Christopher Nolan disfruta del mismo prestigio y es objeto de la misma admiración por buena parte de críticos profesionales que en los ochenta y noventa tuvo Steven Spielberg. El público ha comprendido que, al igual que éste, utiliza sus películas más taquilleras para financiar el cine que realmente quiere rodar (y que va intercalando con los productos comerciales), un cine más personal, pero sobre todo experimental. Cuando toca estrenar uno de estos títulos los fans --entre los que no puedo evitar incluirme-- esperan ansiosos hasta ver qué se ha inventado esta vez. La cosa es que esta expectación (espontánea o inducida por la industria) funciona y sus estrenos resultan todo un acontecimiento en la cartelera y, por descontado, un éxito de taquilla. Lo que sigue siendo un misterio para mí es por qué Nolan es el elegido para recibir semejante trato privilegiado. Quizá porque con su trilogía sobre El caballero Oscuro (2005, 2008, 2012) supo componer un relato complejo y narrativamente moderno de un tema popular hasta entonces incapaz de superar los límites del género juvenil o de aventuras.
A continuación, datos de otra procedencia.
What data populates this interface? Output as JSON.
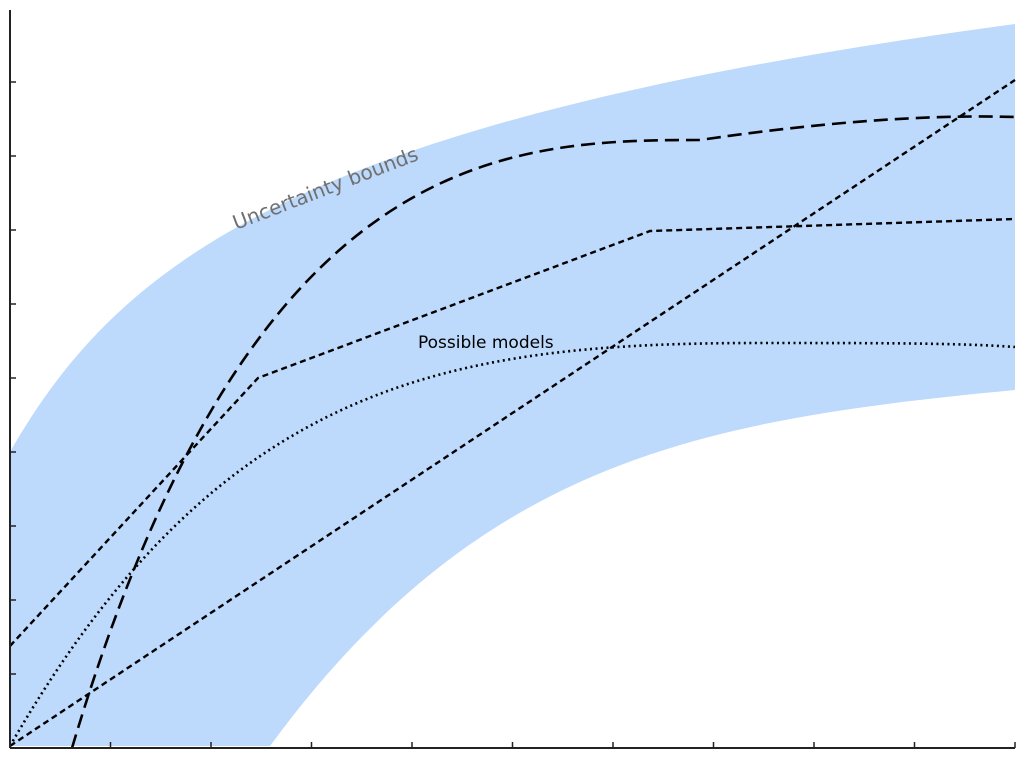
{
  "labels": {
    "band": "Uncertainty bounds",
    "models": "Possible models"
  },
  "colors": {
    "band": "#bdd9fb",
    "line": "#000000",
    "band_label": "#707070",
    "axis": "#222222"
  },
  "axes": {
    "x_ticks": 10,
    "y_ticks": 10
  }
}
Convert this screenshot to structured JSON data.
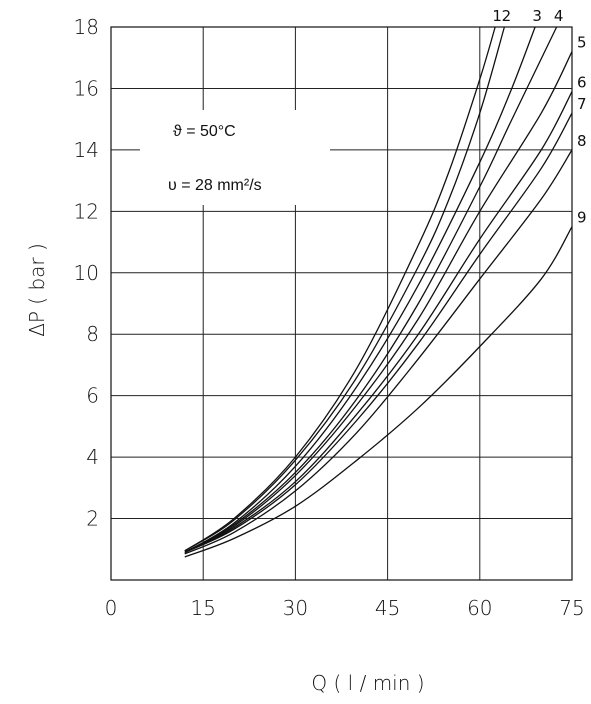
{
  "chart_data": {
    "type": "line",
    "title": "",
    "xlabel": "Q   ( l / min )",
    "ylabel": "ΔP ( bar )",
    "xlim": [
      0,
      75
    ],
    "ylim": [
      0,
      18
    ],
    "x_ticks": [
      0,
      15,
      30,
      45,
      60,
      75
    ],
    "y_ticks": [
      2,
      4,
      6,
      8,
      10,
      12,
      14,
      16,
      18
    ],
    "x_tick_labels": [
      "0",
      "15",
      "30",
      "45",
      "60",
      "75"
    ],
    "y_tick_labels": [
      "2",
      "4",
      "6",
      "8",
      "10",
      "12",
      "14",
      "16",
      "18"
    ],
    "grid": true,
    "annotations": [
      "ϑ = 50°C",
      "υ = 28 mm²/s"
    ],
    "series": [
      {
        "name": "1",
        "x": [
          12,
          20,
          30,
          40,
          50,
          55,
          60,
          62.5
        ],
        "y": [
          0.95,
          2.0,
          4.0,
          6.9,
          10.9,
          13.3,
          16.3,
          18.0
        ]
      },
      {
        "name": "2",
        "x": [
          12,
          20,
          30,
          40,
          50,
          55,
          60,
          64
        ],
        "y": [
          0.95,
          1.95,
          3.9,
          6.6,
          10.2,
          12.4,
          15.2,
          18.0
        ]
      },
      {
        "name": "3",
        "x": [
          12,
          20,
          30,
          40,
          50,
          60,
          65,
          69
        ],
        "y": [
          0.9,
          1.85,
          3.7,
          6.3,
          9.6,
          13.6,
          15.9,
          18.0
        ]
      },
      {
        "name": "4",
        "x": [
          12,
          20,
          30,
          40,
          50,
          60,
          65,
          72.5
        ],
        "y": [
          0.9,
          1.8,
          3.5,
          5.9,
          9.0,
          12.8,
          14.9,
          18.0
        ]
      },
      {
        "name": "5",
        "x": [
          12,
          20,
          30,
          40,
          50,
          60,
          70,
          75
        ],
        "y": [
          0.9,
          1.75,
          3.4,
          5.7,
          8.5,
          12.0,
          15.2,
          17.2
        ]
      },
      {
        "name": "6",
        "x": [
          12,
          20,
          30,
          40,
          50,
          60,
          70,
          75
        ],
        "y": [
          0.9,
          1.7,
          3.2,
          5.4,
          8.0,
          11.1,
          14.0,
          15.9
        ]
      },
      {
        "name": "7",
        "x": [
          12,
          20,
          30,
          40,
          50,
          60,
          70,
          75
        ],
        "y": [
          0.9,
          1.65,
          3.1,
          5.2,
          7.7,
          10.6,
          13.4,
          15.2
        ]
      },
      {
        "name": "8",
        "x": [
          12,
          20,
          30,
          40,
          50,
          60,
          70,
          75
        ],
        "y": [
          0.85,
          1.55,
          2.9,
          4.8,
          7.2,
          9.8,
          12.4,
          14.0
        ]
      },
      {
        "name": "9",
        "x": [
          12,
          20,
          30,
          40,
          50,
          60,
          70,
          75
        ],
        "y": [
          0.75,
          1.35,
          2.4,
          3.9,
          5.6,
          7.6,
          9.8,
          11.5
        ]
      }
    ]
  }
}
Siempre esperamos que los títulos "no comerciales" de Nolan nos ofrezcan un recurso inédito, una sorpresa formal al servicio de una historia que se adapta a ella a la perfección. Lo hacemos porque lo logró con Memento (2000) y con Origen (2010), y fueron tan fuertes las sacudidas que el cine de Nolan aún se resiente, y los espectadores mantenemos viva (e intacta) la fascinación por ambos títulos. Lo que tengo muy claro es que Dunkerque (2017) no se va a convertir en la tercera joya de su filmografía, porque esta vez Nolan no ha tenido reparo en hacer un Guardar como... del recurso que nos fascinó en Origen, sin apenas modificaciones formales.
La película presenta tres historias cuyo desarrollo temporal es completamente desigual (1 semana, 1 día, 1 hora), pero la dilatación temporal (en las dos más breves) y la selección de fragmentos (en la más extensa), consiguen --gracias al dominio del montaje del director-- que las tres parezcan partes de una única historia narrada en tiempo real. El episodio histórico de Dunkerque es una excusa (se podrían encontrar otros sucesos equivalentes), lo que de verdad interesa a Nolan es cambiar de una a otra historia en los momentos de más tensión, componer con ellos una montaña rusa sensorial --los que tengan aprensión por los ahogamientos que no la vean-- y emocional. Y así todo el rato: acelerando el ritmo hasta el clímax final, muy al estilo de Griffith en Intolerancia (1916), aunque sin llegar al paroxismo de ésta, pero casi... Toda la película transcurre según un patrón de fácil anticipación: situaciones límite que dejan paso a otras situaciones límite; pocas explicaciones --la crítica destaca que hay poco diálogo como una virtud propia del mejor cine clásico-- y mucha recreación visual de instantes intensos.
Dunkerke no es una película de género bélico --ni pretende recuperarlo, apuntarse a él o reinventarlo-- ni tampoco una historia narrada en clave personal, repleta de recursos sensoriales y de drama humano --del estilo Salvar al soldado Ryan (1998), con la cual es inevitable compararla de entrada--, sino un mosaico narrativo que Nolan combina con su habitual maestría. El problema es que se nota que le importa más bien poco el tema y sus personajes, tan sólo las peripecias con las que puede lucir su indiscutible talento cinematográfico. El resultado es una yuxtaposición de momentos fulgurantes y un epílogo sonrojante, completamente fuera de lugar y de tono. Nolan ha tirado de lo eficaz conocido y le ha salido un filme flojo. No malo, flojo.